Dois gasodutos: o gasoduto Pedro Duran Farell e (mais recentemente) o Medgaz (de, respetivamente, Marrocos e Argélia) ligam o Magrebe e a Península Ibérica, abastecendo Espanha com gás natural argelino. No entanto, o contrato para o primeiro gasoduto expira em 31 de outubro de 2021 e, em meio a um clima tenso nas relações argelino-marroquinas, não há planos de renová-lo.

Economia

A moeda oficial em toda a Península Ibérica é o Euro, com exceção de Gibraltar, que usa a Libra de Gibraltar (em paridade com a Libra Esterlina).

As principais indústrias incluem mineração, turismo, pequenas fazendas e pesca.
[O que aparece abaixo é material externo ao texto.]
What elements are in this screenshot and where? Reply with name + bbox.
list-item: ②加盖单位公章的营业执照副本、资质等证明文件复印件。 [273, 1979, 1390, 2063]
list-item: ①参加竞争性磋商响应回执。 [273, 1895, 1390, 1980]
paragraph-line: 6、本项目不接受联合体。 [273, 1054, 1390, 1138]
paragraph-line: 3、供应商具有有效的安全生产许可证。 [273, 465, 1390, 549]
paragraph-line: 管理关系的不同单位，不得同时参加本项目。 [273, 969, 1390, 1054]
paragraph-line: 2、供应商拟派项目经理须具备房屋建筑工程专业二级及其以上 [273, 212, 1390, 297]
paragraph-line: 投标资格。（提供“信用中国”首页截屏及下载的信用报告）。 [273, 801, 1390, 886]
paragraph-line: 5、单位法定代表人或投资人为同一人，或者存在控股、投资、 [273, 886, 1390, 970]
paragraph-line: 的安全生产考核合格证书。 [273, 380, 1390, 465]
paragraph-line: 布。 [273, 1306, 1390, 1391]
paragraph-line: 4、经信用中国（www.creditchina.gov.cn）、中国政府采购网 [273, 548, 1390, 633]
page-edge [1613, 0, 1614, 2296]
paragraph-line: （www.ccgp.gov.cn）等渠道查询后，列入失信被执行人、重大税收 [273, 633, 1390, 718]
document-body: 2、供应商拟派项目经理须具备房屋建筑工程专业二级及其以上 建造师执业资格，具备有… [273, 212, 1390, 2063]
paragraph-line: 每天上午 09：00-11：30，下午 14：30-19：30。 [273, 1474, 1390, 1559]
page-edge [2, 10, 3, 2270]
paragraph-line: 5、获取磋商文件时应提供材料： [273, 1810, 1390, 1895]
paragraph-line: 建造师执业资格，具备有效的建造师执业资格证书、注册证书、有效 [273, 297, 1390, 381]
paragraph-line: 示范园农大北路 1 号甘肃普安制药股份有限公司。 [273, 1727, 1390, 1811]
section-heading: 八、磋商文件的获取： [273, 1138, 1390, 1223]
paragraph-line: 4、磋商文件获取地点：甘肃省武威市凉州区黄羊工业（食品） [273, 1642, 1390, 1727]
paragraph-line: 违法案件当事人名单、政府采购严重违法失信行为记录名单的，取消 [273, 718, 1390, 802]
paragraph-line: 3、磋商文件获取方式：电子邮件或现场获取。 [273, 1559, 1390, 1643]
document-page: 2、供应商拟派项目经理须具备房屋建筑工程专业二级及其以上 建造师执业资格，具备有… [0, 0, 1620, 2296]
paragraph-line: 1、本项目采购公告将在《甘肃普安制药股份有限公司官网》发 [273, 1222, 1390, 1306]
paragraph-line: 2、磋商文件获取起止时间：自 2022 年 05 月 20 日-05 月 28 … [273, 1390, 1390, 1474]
Como a costa é muito longa, a pesca é popular, especialmente sardinha, atum e anchova. A maior parte da mineração ocorre nas montanhas dos Pirenéus. As commodities extraídas incluem: ferro, ouro, carvão, chumbo, prata, zinco e sal.

Em relação ao seu papel na economia global, tanto o microestado de Andorra quanto o Território Ultramarino Britânico de Gibraltar foram descritos como paraísos fiscais.

A região galega de Espanha, no noroeste da Península Ibérica, tornou-se uma das maiores portas de entrada de cocaína na Europa, a par dos portos holandeses. O haxixe é contrabandeado de Marrocos através do Estreito de Gibraltar.